Tomberg, Friedrich, Das Christentum in Hitlers Weltanschauung. Fink, Paderborn 2012. 206 S. Besprochen von Gerhard Köbler.
Adolf Hitler wurde in einer durchschnittlich katholischen österreichischen Familie in einer Zeit geboren, in welcher der Sozialismus bereits in einen Wettbewerb mit dem Christentum eingetreten war. Er entschied sich nicht für einen Einsatz für das Christentum. Dem zog er vielmehr die Begründung einer eigenen Weltanschauung vor, die er aus unterschiedlichsten Versatzstücken zusammenstellte.

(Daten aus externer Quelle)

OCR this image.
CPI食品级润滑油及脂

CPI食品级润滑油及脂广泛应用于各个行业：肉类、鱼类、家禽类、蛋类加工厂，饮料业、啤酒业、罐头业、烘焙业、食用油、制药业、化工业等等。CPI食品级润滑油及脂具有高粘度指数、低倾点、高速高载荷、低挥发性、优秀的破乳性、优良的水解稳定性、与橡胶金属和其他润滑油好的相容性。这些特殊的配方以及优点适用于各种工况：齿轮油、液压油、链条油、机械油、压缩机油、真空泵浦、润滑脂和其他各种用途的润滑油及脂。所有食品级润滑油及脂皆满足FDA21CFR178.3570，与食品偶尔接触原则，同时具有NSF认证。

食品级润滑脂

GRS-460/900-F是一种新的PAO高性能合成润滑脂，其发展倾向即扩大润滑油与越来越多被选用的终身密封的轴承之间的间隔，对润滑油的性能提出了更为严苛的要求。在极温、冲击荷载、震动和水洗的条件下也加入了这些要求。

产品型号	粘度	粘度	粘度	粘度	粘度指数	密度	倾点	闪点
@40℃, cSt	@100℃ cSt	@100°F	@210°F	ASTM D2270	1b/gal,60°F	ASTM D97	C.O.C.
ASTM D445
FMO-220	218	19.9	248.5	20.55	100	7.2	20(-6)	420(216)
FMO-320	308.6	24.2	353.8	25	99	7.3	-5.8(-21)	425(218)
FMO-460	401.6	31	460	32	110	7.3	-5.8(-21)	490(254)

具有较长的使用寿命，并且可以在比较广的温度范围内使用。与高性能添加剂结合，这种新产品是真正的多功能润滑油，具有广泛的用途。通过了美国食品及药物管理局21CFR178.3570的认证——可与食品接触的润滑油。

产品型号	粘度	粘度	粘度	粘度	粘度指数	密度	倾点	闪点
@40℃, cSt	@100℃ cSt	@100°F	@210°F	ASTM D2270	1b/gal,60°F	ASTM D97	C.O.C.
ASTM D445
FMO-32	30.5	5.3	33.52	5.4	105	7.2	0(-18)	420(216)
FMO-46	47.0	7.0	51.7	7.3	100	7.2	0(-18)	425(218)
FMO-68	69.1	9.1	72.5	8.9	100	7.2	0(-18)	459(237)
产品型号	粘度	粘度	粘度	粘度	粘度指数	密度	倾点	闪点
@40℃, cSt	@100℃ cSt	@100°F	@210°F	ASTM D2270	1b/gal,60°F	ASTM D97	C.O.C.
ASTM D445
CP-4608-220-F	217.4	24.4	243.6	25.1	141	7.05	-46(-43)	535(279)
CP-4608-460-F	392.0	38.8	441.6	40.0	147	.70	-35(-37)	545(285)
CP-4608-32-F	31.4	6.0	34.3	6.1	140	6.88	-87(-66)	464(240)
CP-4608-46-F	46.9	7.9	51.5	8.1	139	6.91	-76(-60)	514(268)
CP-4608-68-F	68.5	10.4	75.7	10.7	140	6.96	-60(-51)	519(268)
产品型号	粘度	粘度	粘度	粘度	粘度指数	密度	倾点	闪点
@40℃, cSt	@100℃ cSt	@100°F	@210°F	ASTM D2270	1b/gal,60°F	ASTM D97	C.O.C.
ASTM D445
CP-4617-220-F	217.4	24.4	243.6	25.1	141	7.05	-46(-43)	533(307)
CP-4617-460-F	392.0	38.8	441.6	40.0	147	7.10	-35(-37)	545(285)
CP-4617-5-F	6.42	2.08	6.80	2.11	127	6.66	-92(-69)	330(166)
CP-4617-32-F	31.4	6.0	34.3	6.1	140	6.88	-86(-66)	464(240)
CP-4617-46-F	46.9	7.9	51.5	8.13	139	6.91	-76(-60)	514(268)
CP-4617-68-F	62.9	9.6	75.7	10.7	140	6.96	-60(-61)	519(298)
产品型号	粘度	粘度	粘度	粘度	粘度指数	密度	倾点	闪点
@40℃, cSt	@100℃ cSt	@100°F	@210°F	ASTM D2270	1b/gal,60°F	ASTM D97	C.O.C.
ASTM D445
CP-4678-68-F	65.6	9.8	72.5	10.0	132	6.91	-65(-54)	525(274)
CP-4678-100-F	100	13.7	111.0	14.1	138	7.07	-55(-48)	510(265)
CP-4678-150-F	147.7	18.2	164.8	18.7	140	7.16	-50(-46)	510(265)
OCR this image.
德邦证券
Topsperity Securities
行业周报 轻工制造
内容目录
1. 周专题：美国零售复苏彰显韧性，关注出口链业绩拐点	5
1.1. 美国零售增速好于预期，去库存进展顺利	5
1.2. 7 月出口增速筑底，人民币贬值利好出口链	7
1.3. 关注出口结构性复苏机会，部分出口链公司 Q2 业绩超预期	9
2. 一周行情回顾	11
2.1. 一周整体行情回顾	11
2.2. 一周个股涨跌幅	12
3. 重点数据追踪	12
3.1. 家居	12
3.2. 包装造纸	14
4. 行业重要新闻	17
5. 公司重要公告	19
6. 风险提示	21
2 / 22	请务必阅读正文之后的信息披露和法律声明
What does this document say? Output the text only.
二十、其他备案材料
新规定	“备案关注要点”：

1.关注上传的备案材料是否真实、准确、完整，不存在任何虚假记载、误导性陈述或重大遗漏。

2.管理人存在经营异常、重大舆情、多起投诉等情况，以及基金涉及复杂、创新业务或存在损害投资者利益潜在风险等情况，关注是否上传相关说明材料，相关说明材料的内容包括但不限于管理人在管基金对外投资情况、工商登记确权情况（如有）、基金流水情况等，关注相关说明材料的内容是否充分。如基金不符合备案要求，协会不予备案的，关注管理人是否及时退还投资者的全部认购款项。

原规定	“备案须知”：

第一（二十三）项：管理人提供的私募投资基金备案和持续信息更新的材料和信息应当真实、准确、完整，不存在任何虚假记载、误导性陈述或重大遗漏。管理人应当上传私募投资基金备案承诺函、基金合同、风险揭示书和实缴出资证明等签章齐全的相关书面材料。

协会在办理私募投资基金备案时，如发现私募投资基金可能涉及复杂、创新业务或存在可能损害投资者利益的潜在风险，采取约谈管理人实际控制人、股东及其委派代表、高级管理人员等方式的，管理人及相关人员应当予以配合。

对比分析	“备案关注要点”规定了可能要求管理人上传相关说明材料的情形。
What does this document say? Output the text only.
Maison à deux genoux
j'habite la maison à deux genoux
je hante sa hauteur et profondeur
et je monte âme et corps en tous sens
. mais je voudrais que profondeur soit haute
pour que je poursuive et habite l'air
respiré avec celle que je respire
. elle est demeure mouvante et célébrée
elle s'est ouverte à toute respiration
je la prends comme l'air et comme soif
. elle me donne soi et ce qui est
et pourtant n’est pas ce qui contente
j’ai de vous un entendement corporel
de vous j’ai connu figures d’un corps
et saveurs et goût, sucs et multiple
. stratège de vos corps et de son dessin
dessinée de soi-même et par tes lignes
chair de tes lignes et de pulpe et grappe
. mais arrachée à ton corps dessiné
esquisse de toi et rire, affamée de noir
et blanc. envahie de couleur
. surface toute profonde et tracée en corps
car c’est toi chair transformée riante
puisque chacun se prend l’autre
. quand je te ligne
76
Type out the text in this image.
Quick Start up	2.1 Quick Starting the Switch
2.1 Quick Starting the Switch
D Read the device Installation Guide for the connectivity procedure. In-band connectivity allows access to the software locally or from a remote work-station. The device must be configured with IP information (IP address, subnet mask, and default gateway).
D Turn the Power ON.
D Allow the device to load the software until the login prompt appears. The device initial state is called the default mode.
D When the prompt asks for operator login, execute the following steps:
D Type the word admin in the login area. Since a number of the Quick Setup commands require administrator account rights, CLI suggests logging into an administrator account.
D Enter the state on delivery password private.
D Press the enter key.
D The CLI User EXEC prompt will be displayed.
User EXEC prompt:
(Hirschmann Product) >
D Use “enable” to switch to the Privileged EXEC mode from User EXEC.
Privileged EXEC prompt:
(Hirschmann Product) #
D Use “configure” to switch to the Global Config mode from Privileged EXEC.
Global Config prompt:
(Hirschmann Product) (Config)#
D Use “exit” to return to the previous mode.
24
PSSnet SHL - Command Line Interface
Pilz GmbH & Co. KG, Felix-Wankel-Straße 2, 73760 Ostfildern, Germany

Der in Goch 1932 geborene Verfasser promovierte nach dem Studium der Philosophie, Germanistik und Geschichte in Köln, Freiburg im Breisgau und Berlin (Freie Universität) 1963 mit einer Dissertation über Nachahmung als Prinzip der Kunst. Nach anschließender Mitarbeit an der Zeitschrift das Argument wurde er 1974 Professor der Philosophie an der Pädagogischen Hochschule in West-Berlin, zog 1979 aber die Deutsche Demokratische Republik vor. Hier wirkte er bis 1987 an der Universität Jena und bis 1992 als Mitarbeiter der Akademie der Wissenschaften und Leiter der Abteilung Geschichte der Philosophie im Zentralinstitut für Philosophie.
Seine mit insgesamt 10 Anmerkungen, Literaturverzeichnis und Namenregister von Adenauer bis Zitelmann versehene Untersuchung gliedert sich nach einer Einleitung über das Hitlerbild der deutschen Bundesrepublik im Schatten der Ära Adenauer in sieben Kapitel. Sie behandeln Hitlers Option gegen das Christentum aus europäischer Ideologie, die Verbindung von europäischer Ideologie und Antiklerikalismus in Hitlers österreichischer Sozialisation, die politische Konzeption einer Weltherrschaft zur Rettung der europäischen Menschheit, die Erneuerung Europas in Konfrontation zur geschichtlichen Christenheit, die Nachfolge Christi zur Erzwingung einer nationalsozialistischen Utopie, den Versuch einer metaphysischen Verankerung der völkischen Weltanschauung und schließlich den Höllensturz eines Aufklärers in Auflehnung gegen die werdende Weltgesellschaft. Da der Verfasser das Christentum als einerseits von Hitler abgelehnt, aber andererseits auch als Mittel der Legitimation und Instrument auf dem Weg zum Holocaust verwandt sieht, betrachtet er im Ergebnis den Antisemitismus nicht als Voraussetzung der Ziele Adolf Hitlers, sondern als Folge.